5 best practices for fleet managers to reduce fuel spend

Gas prices can be unpredictable and change in an instant, but that doesn’t mean fleet managers are at the mercy of the prices at the pump when it comes to fuel spending. From introducing incentive programs to going under the hood to make optimizations to your fleet vehicles directly, there are good options for reducing fuel spend for your fleet without waiting for prices to drop.  

We’ve rounded up five best practices for fleet managers to reduce fuel spend through easy changes to their fleet operations. 

Reduce your fleet’s fuel spend in five easy steps 

1. Vehicle selection and rightsizing the fleet 

Choosing the right vehicles for your fleet is your first step to economical operations. Make an educated decision about your fleet vehicles by asking yourself the following questions before signing on the dotted line.     

Questions to ask when buying new fleet vehicles: 

  • Is the vehicle type the right one for your business? (Truck, van, sedan, etc.) 

  • Do you have a list of spec requirements? 

  • Do you need specific technology installed or the ability to integrate? 

  • Is the vehicle fuel-efficient? 

  • What is your budget? 

  • Are you buying or leasing? 

  • Are you using manufacturer incentives or going with a fleet dealer? 

  • Are there rebate programs available for your old fleet vehicles? 

  • Does the OEM offer upfitting packages or will you do that locally? 

  • Do you have a retailer that offers discounts on parts and service? 

  • How will new vehicles impact your insurance? 

Procurement is a part of any fleet, but it’s best to look at the big picture instead of just the price tag when it comes to buying new vehicles. 

If it’s not time to buy, you can always go the rightsizing route by removing assets that aren’t suitable for your business or are rarely used. Keep the vehicles that have a high fuel economy and are top-used vehicles in your fleet.   

2. Vehicle optimizations 

Did you know that engine idling can shorten the vehicle’s life and increase vehicle maintenance costs ? It also contributes to more than six billion gallons of fuel per year in the US at a cost of more than $20 billion. That data from the Clean Cities Coalition Network is an eye-opening reminder of how much fleets are spending on vehicles that aren’t even moving 

Through vehicle software upgrades, you can customize your vehicles’ engines to be mission-specific and fuel-efficient, and best of all, using the vehicles you already have.  Give your vehicles the power they need in acceleration, limit how much gas is used in idle, and utilize speed limiters to reduce fuel waste and keep your drivers safe. A report from the University of Michigan Transportation Research Institute found there can be a 30% fuel economy gap between the best and worst drivers, and excessive speeding contributes to more fuel use.  

3. Fuel cards 

Avoid fleet fraud by using fuel cards in your fleet operations. With fleet fuel cards, you have access to the transaction history, premium fuel spend , mileage, and fuel capacity violations. This helps keep a close eye on fuel spend and allows you to better forecast your fuel budget based on historical data.   

4. Driver behavior  

Along with fuel cards, many fleet managers focus on changing driver behavior behind the wheel. This can be done through driver training or introducing an incentive program that rewards good drivers. Encourage better driving habits through positive reinforcement or punitive, corrective measures after infractions,  and make sure every driver feels included in the program and has the opportunity to benefit from it.  

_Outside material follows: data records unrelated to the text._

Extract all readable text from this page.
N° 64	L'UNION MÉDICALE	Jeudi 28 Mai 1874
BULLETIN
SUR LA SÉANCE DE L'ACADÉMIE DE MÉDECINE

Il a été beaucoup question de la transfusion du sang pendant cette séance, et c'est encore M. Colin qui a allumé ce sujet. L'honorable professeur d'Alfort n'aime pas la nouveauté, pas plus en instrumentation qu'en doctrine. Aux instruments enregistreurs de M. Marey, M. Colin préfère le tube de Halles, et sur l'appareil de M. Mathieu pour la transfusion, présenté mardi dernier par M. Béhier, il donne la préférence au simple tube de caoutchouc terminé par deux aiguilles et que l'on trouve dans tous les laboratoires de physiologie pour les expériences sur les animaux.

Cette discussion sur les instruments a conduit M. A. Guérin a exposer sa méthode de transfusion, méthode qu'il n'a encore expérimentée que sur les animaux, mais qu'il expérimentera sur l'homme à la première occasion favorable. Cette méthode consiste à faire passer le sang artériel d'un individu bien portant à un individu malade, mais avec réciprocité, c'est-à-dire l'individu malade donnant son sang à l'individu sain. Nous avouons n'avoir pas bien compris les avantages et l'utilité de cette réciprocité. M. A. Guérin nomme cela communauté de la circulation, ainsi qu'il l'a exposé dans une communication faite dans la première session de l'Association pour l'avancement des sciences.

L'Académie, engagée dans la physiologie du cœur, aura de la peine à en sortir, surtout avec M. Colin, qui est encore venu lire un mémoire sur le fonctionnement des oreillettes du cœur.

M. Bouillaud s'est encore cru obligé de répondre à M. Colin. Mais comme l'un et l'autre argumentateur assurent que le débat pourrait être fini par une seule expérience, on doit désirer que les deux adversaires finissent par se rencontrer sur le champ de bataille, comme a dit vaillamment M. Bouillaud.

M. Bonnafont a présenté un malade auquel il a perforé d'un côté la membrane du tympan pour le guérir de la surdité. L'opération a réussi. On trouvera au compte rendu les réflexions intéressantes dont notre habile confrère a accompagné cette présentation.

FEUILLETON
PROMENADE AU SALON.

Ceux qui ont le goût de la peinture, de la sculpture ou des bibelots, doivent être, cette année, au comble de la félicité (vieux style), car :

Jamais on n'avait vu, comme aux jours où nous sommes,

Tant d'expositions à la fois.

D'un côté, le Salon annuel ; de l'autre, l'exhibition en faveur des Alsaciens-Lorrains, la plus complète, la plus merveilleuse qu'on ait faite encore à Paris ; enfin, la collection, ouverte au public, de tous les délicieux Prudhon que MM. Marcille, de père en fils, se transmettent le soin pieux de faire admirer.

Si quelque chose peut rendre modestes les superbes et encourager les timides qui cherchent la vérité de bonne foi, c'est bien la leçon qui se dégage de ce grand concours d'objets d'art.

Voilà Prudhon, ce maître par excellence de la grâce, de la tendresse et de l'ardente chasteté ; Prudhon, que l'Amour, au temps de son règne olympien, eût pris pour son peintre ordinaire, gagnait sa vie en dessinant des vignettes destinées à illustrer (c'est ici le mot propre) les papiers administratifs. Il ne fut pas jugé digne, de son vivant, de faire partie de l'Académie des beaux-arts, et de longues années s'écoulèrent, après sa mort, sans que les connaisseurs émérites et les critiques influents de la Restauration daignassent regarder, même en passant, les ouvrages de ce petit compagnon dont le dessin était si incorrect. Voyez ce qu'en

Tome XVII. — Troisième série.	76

Things to consider for your fleet’s good driver incentive program: 

  • Frequency of rewards (monthly, quarterly, yearly) 

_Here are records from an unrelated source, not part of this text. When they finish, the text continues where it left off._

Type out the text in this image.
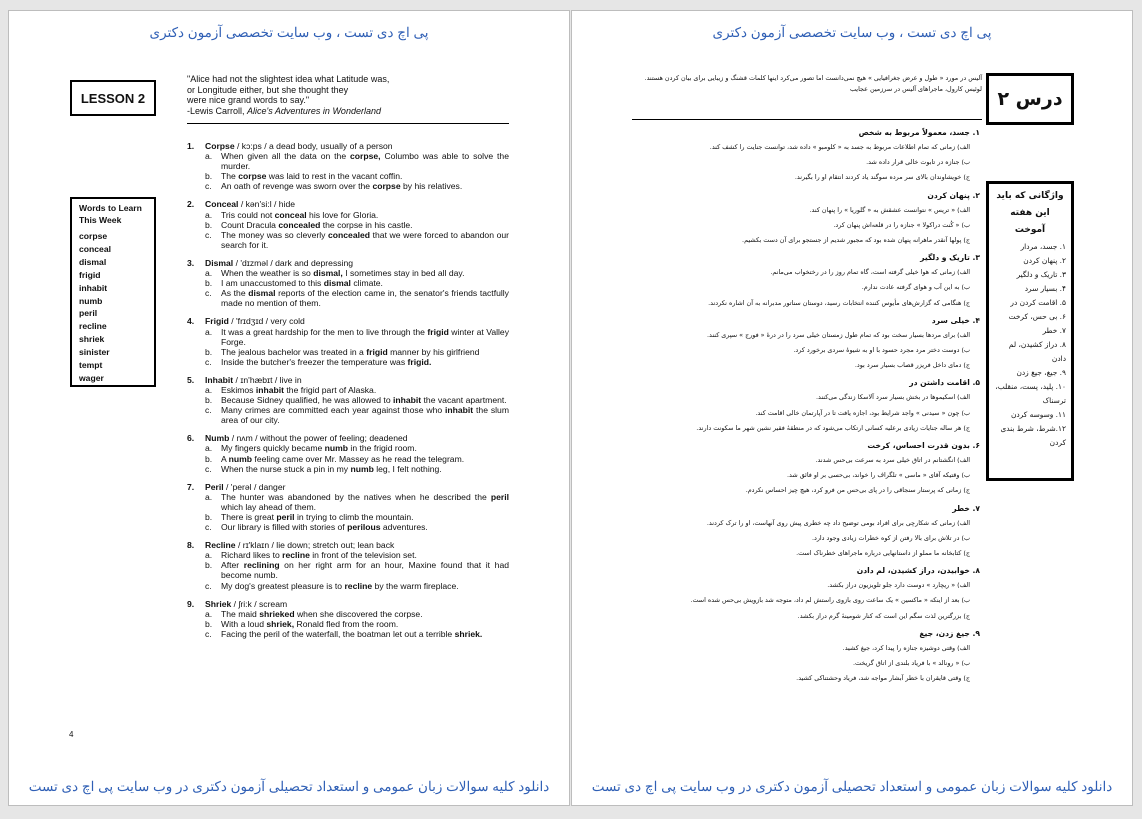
پی اچ دی تست ، وب سایت تخصصی آزمون دکتری
LESSON 2
"Alice had not the slightest idea what Latitude was,
or Longitude either, but she thought they
were nice grand words to say."
-Lewis Carroll, Alice's Adventures in Wonderland
Words to Learn This Week
corpse
conceal
dismal
frigid
inhabit
numb
peril
recline
shriek
sinister
tempt
wager
1.	Corpse / kɔ:ps / a dead body, usually of a person
a.	When given all the data on the corpse, Columbo was able to solve the murder.
b.	The corpse was laid to rest in the vacant coffin.
c.	An oath of revenge was sworn over the corpse by his relatives.
2.	Conceal / kən'si:l / hide
a.	Tris could not conceal his love for Gloria.
b.	Count Dracula concealed the corpse in his castle.
c.	The money was so cleverly concealed that we were forced to abandon our search for it.
3.	Dismal / 'dɪzməl / dark and depressing
a.	When the weather is so dismal, I sometimes stay in bed all day.
b.	I am unaccustomed to this dismal climate.
c.	As the dismal reports of the election came in, the senator's friends tactfully made no mention of them.
4.	Frigid / 'frɪdʒɪd / very cold
a.	It was a great hardship for the men to live through the frigid winter at Valley Forge.
b.	The jealous bachelor was treated in a frigid manner by his girlfriend
c.	Inside the butcher's freezer the temperature was frigid.
5.	Inhabit / ɪn'hæbɪt / live in
a.	Eskimos inhabit the frigid part of Alaska.
b.	Because Sidney qualified, he was allowed to inhabit the vacant apartment.
c.	Many crimes are committed each year against those who inhabit the slum area of our city.
6.	Numb / nʌm / without the power of feeling; deadened
a.	My fingers quickly became numb in the frigid room.
b.	A numb feeling came over Mr. Massey as he read the telegram.
c.	When the nurse stuck a pin in my numb leg, I felt nothing.
7.	Peril / 'perəl / danger
a.	The hunter was abandoned by the natives when he described the peril which lay ahead of them.
b.	There is great peril in trying to climb the mountain.
c.	Our library is filled with stories of perilous adventures.
8.	Recline / rɪ'klaɪn / lie down; stretch out; lean back
a.	Richard likes to recline in front of the television set.
b.	After reclining on her right arm for an hour, Maxine found that it had become numb.
c.	My dog's greatest pleasure is to recline by the warm fireplace.
9.	Shriek / ʃri:k / scream
a.	The maid shrieked when she discovered the corpse.
b.	With a loud shriek, Ronald fled from the room.
c.	Facing the peril of the waterfall, the boatman let out a terrible shriek.
4
دانلود کلیه سوالات زبان عمومی و استعداد تحصیلی آزمون دکتری در وب سایت پی اچ دی تست
پی اچ دی تست ، وب سایت تخصصی آزمون دکتری
درس ۲
آلیس در مورد « طول و عرض جغرافیایی » هیچ نمی‌دانست اما تصور می‌کرد اینها کلمات قشنگ و زیبایی برای بیان کردن هستند.
لوئیس کارول، ماجراهای آلیس در سرزمین عجایب
۱. جسد، معمولاً مربوط به شخص
الف) زمانی که تمام اطلاعات مربوط به جسد به « کلومبو » داده شد، توانست جنایت را کشف کند.
ب) جنازه در تابوت خالی قرار داده شد.
ج) خویشاوندان بالای سر مرده سوگند یاد کردند انتقام او را بگیرند.
۲. پنهان کردن
الف) « تریس » نتوانست عشقش به « گلوریا » را پنهان کند.
ب) « کُنت دراکولا » جنازه را در قلعه‌اش پنهان کرد.
ج) پولها آنقدر ماهرانه پنهان شده بود که مجبور شدیم از جستجو برای آن دست بکشیم.
۳. تاریک و دلگیر
الف) زمانی که هوا خیلی گرفته است، گاه تمام روز را در رختخواب می‌مانم.
ب) به این آب و هوای گرفته عادت ندارم.
ج) هنگامی که گزارش‌های مأیوس کننده انتخابات رسید، دوستان سناتور مدبرانه به آن اشاره نکردند.
۴. خیلی سرد
الف) برای مردها بسیار سخت بود که تمام طول زمستان خیلی سرد را در درهٔ « فورج » سپری کنند.
ب) دوست دختر مرد مجرد حسود با او به شیوهٔ سردی برخورد کرد.
ج) دمای داخل فریزر قصاب بسیار سرد بود.
۵. اقامت داشتن در
الف) اسکیموها در بخش بسیار سرد آلاسکا زندگی می‌کنند.
ب) چون « سیدنی » واجد شرایط بود، اجازه یافت تا در آپارتمان خالی اقامت کند.
ج) هر ساله جنایات زیادی برعلیه کسانی ارتکاب می‌شود که در منطقهٔ فقیر نشین شهر ما سکونت دارند.
۶. بدون قدرت احساس، کرخت
الف) انگشتانم در اتاق خیلی سرد به سرعت بی‌حس شدند.
ب) وقتیکه آقای « ماسی » تلگراف را خواند، بی‌حسی بر او فائق شد.
ج) زمانی که پرستار سنجاقی را در پای بی‌حس من فرو کرد، هیچ چیز احساس نکردم.
۷. خطر
الف) زمانی که شکارچی برای افراد بومی توضیح داد چه خطری پیش روی آنهاست، او را ترک کردند.
ب) در تلاش برای بالا رفتن از کوه خطرات زیادی وجود دارد.
ج) کتابخانه ما مملو از داستانهایی درباره ماجراهای خطرناک است.
۸. خوابیدن، دراز کشیدن، لم دادن
الف) « ریچارد » دوست دارد جلو تلویزیون دراز بکشد.
ب) بعد از اینکه « ماکسین » یک ساعت روی بازوی راستش لم داد، متوجه شد بازویش بی‌حس شده است.
ج) بزرگترین لذت سگم این است که کنار شومینهٔ گرم دراز بکشد.
۹. جیغ زدن، جیغ
الف) وقتی دوشیزه جنازه را پیدا کرد، جیغ کشید.
ب) « رونالد » با فریاد بلندی از اتاق گریخت.
ج) وقتی قایقران با خطر آبشار مواجه شد، فریاد وحشتناکی کشید.
واژگانی که باید این هفته آموخت
۱. جسد، مردار
۲. پنهان کردن
۳. تاریک و دلگیر
۴. بسیار سرد
۵. اقامت کردن در
۶. بی حس، کرخت
۷. خطر
۸. دراز کشیدن، لم دادن
۹. جیغ، جیغ زدن
۱۰. پلید، پست، منقلب، ترسناک
۱۱. وسوسه کردن
۱۲.شرط، شرط بندی کردن
دانلود کلیه سوالات زبان عمومی و استعداد تحصیلی آزمون دکتری در وب سایت پی اچ دی تست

  • Type of rewards (gift cards, team lunches, additional benefit) 

  • Tracking and awarding (telematics data, employee nominations) 

  • Getting driver buy-in  

5. Preventative maintenance 

Get the most out of your telematics tools by being proactive when it comes to maintenance, instead of waiting for something to break. By keeping your fleet vehicles in perfect condition, you can reduce the power  and fuel needed for certain operations. Not only does this help reduce fuel needed, but also extends the life of your vehicles.   

There are options when it comes to tactics to reduce your fleet’s fuel spending, and many can be deployed in tandem to drive the savings even further. One thing we’ve found is that getting your drivers’ input and support by letting them help with the decision making can turn an initiative into a success, as everyone supports the route your fleet is going.